Citrix System’s May 25 announcement that it intends to use OpenStack, the open source cloud computing infrastructure, as the basis for a new product called Project Olympus underscores how the open source tide is steadily shifting OpenStack’s way. Project Olympus allows customers to create IaaS clouds that leverage the OpenStack operating system code to create public or private clouds. The Project Olympus product contains two components: (1) a version of OpenStack certified by Citrix; and (2) a Citrix XenServer hypervisor optimized for the cloud. Although the product is designed for the XenServer hypervisor, Project Olympus supports the VMware vSphere and the Microsoft Hyper-V hypervisors as well. Customers requiring deployment using other hypervisors will need to use OpenStack. According to Citrix’s press release, the product will begin shipping later this year at a date yet to be specified.
Project Olympus marks the first commercialization of OpenStack in a move that reveals how open source cloud computing is never really open source. Eucalyptus, for example, provides open source APIs for Amazon EC2 that enable customers to migrate data between AWS and Eucalyptus cloud environments. That said, Eucalyptus deploys commercial code for its Eucalyptus Enterprise Edition (E3) features for management, SAN integration and VMWare compatibility purposes. Because OpenStack has yet to deploy this management functionality, we expect Citrix will compensate for this gap in OpenStack’s functionality in its Project Olympus product offering.

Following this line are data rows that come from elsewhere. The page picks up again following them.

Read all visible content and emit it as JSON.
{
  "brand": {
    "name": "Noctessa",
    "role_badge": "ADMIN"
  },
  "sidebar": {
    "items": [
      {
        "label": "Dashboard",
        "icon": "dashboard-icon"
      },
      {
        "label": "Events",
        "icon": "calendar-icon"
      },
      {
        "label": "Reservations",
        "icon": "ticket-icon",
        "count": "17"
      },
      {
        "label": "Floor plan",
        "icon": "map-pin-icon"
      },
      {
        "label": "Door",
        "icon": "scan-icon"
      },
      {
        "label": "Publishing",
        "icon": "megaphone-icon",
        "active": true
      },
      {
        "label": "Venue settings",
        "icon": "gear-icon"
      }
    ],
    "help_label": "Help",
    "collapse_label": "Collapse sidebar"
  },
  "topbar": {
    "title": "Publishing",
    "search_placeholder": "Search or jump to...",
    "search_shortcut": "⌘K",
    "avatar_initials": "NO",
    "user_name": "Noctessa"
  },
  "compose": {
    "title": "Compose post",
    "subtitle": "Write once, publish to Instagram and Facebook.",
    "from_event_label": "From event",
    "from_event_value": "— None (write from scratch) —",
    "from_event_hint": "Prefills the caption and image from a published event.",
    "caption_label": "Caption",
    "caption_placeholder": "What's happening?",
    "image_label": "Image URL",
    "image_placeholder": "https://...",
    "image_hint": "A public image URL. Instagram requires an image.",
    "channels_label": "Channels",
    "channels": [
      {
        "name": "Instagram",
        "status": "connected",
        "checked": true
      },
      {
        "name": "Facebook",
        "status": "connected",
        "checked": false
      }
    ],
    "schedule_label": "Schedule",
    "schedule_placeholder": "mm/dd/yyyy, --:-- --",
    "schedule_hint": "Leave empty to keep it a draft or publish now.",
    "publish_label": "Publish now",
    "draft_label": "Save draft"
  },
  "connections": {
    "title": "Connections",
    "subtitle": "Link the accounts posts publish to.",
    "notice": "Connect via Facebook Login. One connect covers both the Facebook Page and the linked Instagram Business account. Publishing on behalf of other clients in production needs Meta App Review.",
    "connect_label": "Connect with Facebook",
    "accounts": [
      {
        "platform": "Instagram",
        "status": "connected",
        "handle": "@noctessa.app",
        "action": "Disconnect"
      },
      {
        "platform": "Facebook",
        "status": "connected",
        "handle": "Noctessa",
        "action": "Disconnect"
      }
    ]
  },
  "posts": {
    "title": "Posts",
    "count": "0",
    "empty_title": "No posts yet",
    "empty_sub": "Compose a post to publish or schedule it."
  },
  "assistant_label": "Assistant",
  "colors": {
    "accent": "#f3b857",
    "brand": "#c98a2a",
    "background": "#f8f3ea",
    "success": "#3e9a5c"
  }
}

Earlier this year, Canonical’s decision to change the cloud computing provider for its Ubuntu Enterprise Cloud offering from Eucalyptus to OpenStack marked a significant affirmation for OpenStack. Version 11.04 of Ubuntu Enterprise Cloud currently uses Eucalyptus but the upcoming version 11.10 will make use of the OpenStack cloud computing architecture created by Rackspace and NASA in the summer of 2010. Version 11.10 is expected to be released in October 2011. The bottom line is that OpenStack’s fortunes are soaring even though Red Hat, which has recently released an open source cloud computing product called CloudForms, announced its revenues intend to cross the $1 billion mark in the upcoming fiscal year.